Embed vs reference in MongoDB: the decision that's hard to undo.
MongoDB gives you the choice to embed related data or reference it. The wrong choice causes either performance problems or query complexity that's expensive to reverse later.
MongoDB doesn’t enforce a schema, which means data modeling decisions are entirely on you. The most consequential decision is whether to embed related data inside a document or store it separately and reference it. This choice affects query performance, write complexity, and document size — and changing it later requires a migration.
What embedding looks like
An order document that embeds line items:
{
_id: ObjectId("..."),
userId: ObjectId("..."),
status: "shipped",
createdAt: ISODate("2024-08-05"),
items: [
{ productId: ObjectId("..."), name: "Laptop", quantity: 1, price: 999 },
{ productId: ObjectId("..."), name: "Mouse", quantity: 2, price: 29 }
],
shippingAddress: {
street: "123 Main St",
city: "Austin",
zip: "78701"
}
}
Everything needed to display or process this order is in one document. One read operation retrieves it all.

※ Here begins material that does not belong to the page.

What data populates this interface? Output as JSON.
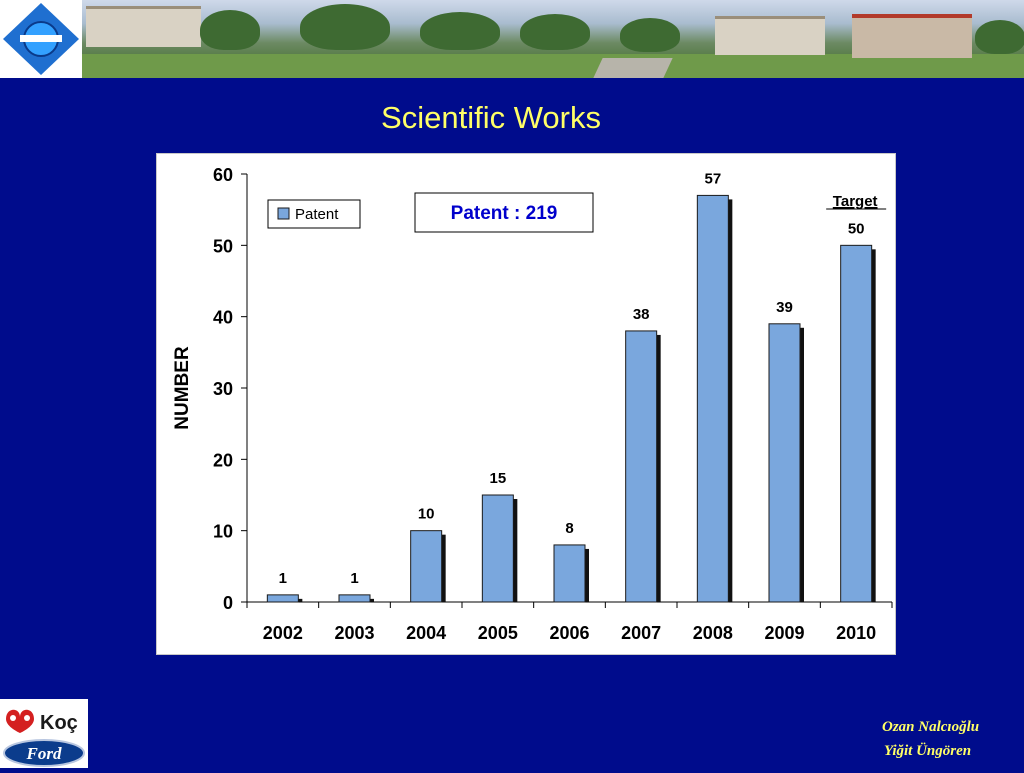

What referencing looks like
The same order using references:
// orders collection
{
_id: ObjectId("..."),
userId: ObjectId("..."),
status: "shipped",
createdAt: ISODate("2024-08-05"),
itemIds: [ObjectId("..."), ObjectId("...")],
shippingAddressId: ObjectId("...")
}
// orderItems collection
{ _id: ObjectId("..."), orderId: ObjectId("..."), productId: ObjectId("..."), quantity: 1, price: 999 }
{ _id: ObjectId("..."), orderId: ObjectId("..."), productId: ObjectId("..."), quantity: 2, price: 29 }
Displaying an order now requires multiple queries or a $lookup aggregation.
The embedding signals
Embed when:
The data is “owned” by the parent and doesn’t exist independently. A blog post’s tags, an order’s line items, a user’s address — these don’t have a useful identity outside the parent document.
You always read the parent and child together. If every query for a post also needs its comments, embedding makes one query do both.
The child list is bounded and small. MongoDB documents have a 16MB limit. An array that grows indefinitely will eventually hit this. A comments array is dangerous; a “recent 10 comments” array is fine.
The child data doesn’t need to be queried independently. You never need to find all comments across all posts; you find comments for a specific post.
// Good embedding candidate: post with tags and metadata
{
_id: ObjectId("..."),
title: "How MongoDB works",
body: "...",
tags: ["mongodb", "databases", "nosql"],
author: { name: "Alice", id: ObjectId("...") }, // denormalized for display
stats: { views: 1420, likes: 83 }
}
The referencing signals
Reference when:
The related entity is large and not always needed. A user document shouldn’t embed their full order history — that array could contain thousands of items and would be loaded on every findOne({ email }) call.
The child exists and is queried independently. If you need to query the orders collection directly (find all orders over $500, show orders by status), they need to be their own collection.
Many-to-many relationships. A product belongs to many orders; embedding products in orders means updating product info requires touching every order document.
The child data changes frequently. Embedded data is a snapshot at write time. If you embed a product’s current price in order items (which you should — you want to record what was charged), that’s fine. But if you embed a product’s current name and description, every product name change requires updating all orders.
// Good referencing candidate: user → orders
// users collection
{ _id: ObjectId("..."), email: "alice@example.com", name: "Alice" }
// orders collection
{ _id: ObjectId("..."), userId: ObjectId("..."), total: 1057, status: "shipped" }
The hybrid: selective denormalization
Often the best model is neither pure embedding nor pure referencing. Embed the fields you need for display; reference the full entity for detail pages:
// Order embeds just the product name and price at time of purchase
// but references the product ID for linking to the product page
{
_id: ObjectId("..."),
userId: ObjectId("..."),
items: [
{
productId: ObjectId("..."), // reference for linking
name: "Laptop", // embedded snapshot for display
price: 999 // embedded snapshot — what was charged
}
]
}
The rule of thumb
MongoDB’s own documentation offers this guideline:
- Embed if the relationship is “has-a” and the child data is always accessed with the parent
- Reference if the child data is large, grows unboundedly, or needs to be queried/updated independently
The hardest part is knowing which queries your application will actually run. Model around your read patterns, not your data structure. If you’re storing posts and always display the author’s name next to the post, embed the author’s name. If you need to display the author’s full profile, reference the author and do a second query or $lookup.
Get this decision right early. Converting from embedded to referenced (or vice versa) in a collection with millions of documents requires a migration that can take hours and must be designed to run without taking the collection offline.